"On entend les vibrations du sous-sol martien pour la première fois", s'enthousiasme un planétologue
Sur le robot Insight, le sismomètre Seis enregistre les ondes de la planète rouge. François Forget, planétologue, explique pour franceinfo les secousses enregistrées par ce "chef d'oeuvre technologique bien français"
"Les tremblements de Mars nous montre qu'il y a peut-être un peu d'eau dans l'histoire du sous-sol", a déclaré sur franceinfo mercredi 2 octobre, François Forget, astrophysicien et directeur de recherche au CNRS. Le planétologue décrypte les petites secousses enregistrées par le robot Insight sur Mars. Deux fichiers sonores ont été mis en ligne mardi 1er octobre par la Nasa.
A quoi correspond le son que l'on peut sur le site de la NASA ?
François Forget: Ce qu'on entend, ce sont des vibrations du sous-sol de Mars qui ont été enregistrées par le sismomètre Seis. C'est un instrument qui a été fait en France, à Paris, un petit chef d'œuvre technologique bien français. C'est la première fois qu'on fait cette mesure sur une autre planète que la Terre, on a accéléré considérablement le son pour pouvoir l'entendre, pour que l'oreille puisse écouter ces vibrations. Le sismomètre enregistre des ondes beaucoup plus longues qui nous permettent de sonder l'intérieur de la planète Mars pour la première fois.
Est-ce qu'on peut parler de tremblement de terre ?
Oui, on va dire "tremblements de Mars". Le robot Insight est arrivé sur Mars en novembre l'année dernière. Le sismomètre français Seis a été mis en place en février. Et depuis, on écoute assidûment. La plupart du temps, l'atmosphère est très active en particulier la journée, il y a la convection, des rafales. Ce n'est pas facile de mesurer, il y a un peu de bruit. Par contre en début de nuit, Mars devient très calme autour d'Insight. Et là on arrive à détecter régulièrement des petits événements, on a détecté une vingtaine d'événements qui ressemblent à des tremblements de Mars. Ces tremblements ce sont des sources d'ondes qui vont entre guillemets "éclairer" l'intérieur de Mars. C'est à dire qu'une fois que le tremblement a lieu, il envoie des ondes un peu comme une échographie dans le ventre d'une femme enceinte. On a ainsi détecté quelques tremblements de Mars qui commencent à être intéressants. On attend, on espère avoir des corps plus gros pour éclairer plus à l'intérieur de la planète.

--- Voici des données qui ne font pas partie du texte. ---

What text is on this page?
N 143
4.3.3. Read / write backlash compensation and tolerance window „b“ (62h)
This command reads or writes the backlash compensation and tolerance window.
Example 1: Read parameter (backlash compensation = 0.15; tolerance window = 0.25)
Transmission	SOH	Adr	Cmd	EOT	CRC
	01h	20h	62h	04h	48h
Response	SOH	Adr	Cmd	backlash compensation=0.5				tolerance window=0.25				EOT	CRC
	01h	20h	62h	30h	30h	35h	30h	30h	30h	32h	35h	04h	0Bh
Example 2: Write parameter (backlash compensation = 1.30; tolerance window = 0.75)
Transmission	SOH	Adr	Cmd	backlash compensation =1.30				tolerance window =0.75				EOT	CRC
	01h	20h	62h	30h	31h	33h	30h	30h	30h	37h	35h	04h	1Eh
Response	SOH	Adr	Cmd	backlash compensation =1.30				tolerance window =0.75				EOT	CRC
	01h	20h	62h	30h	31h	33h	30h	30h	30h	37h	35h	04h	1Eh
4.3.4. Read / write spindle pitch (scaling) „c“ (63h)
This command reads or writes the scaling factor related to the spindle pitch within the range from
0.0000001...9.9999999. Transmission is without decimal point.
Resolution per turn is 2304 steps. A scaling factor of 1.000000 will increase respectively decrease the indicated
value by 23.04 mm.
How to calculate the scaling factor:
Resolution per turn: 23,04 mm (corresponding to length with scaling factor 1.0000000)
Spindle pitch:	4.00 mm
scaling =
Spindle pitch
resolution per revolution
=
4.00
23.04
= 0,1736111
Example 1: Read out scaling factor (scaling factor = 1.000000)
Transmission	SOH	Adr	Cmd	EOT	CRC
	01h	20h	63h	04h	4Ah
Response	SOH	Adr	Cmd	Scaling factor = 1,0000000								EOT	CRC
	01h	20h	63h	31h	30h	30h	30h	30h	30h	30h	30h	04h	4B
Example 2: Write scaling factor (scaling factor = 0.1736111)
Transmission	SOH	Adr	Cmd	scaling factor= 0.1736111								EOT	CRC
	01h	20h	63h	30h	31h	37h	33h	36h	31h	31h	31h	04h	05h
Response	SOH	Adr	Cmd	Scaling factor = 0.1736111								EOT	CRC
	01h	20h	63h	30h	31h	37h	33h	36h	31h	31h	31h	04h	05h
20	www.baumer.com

Aujourd'hui que sait-on de la composition de la croûte martienne ?
Sur la croûte et le sol, on a appris des choses par d'autres méthodes. En regardant attentivement la chimie de la surface avec des caméras très sensibles par exemple. Là ce qui nous intéresse c'est la manière dont elle est structurée. Ce que nous a raconté le son (que l'on écoute en accéléré), c'est que quand il y a un tremblement de Mars à proximité du sismomètre, ce son n'arrive pas tout de suite. On sent qu'il est un petit peu réfléchi par plein de petites fractures qu'il y a dans le sous-sol. C'est très intéressant. Sur la planète Terre lorsqu'il y a un tremblement de terre, les ondes viennent directement au sismomètre. Sur la Lune, un autre exemple qu'on connaît, ces ondes sont extrêmement réfléchies par plein de petites fractures parce que le sol est tellement sec que toutes les fractures restent ouvertes. Et Mars est intermédiaire, voilà ce qu'on a appris. La différence entre la Lune et la Terre, c'est qu'il y a beaucoup d'eau sur la Terre, de l'eau liquide qui remplit les fractures. Mars est intermédiaire, donc il y a peut-être un peu d'eau qui a joué un rôle dans l'histoire du sous-sol. C'est ce qu'on étudie pour l'instant, en attendant de pouvoir sonder le cœur de Mars.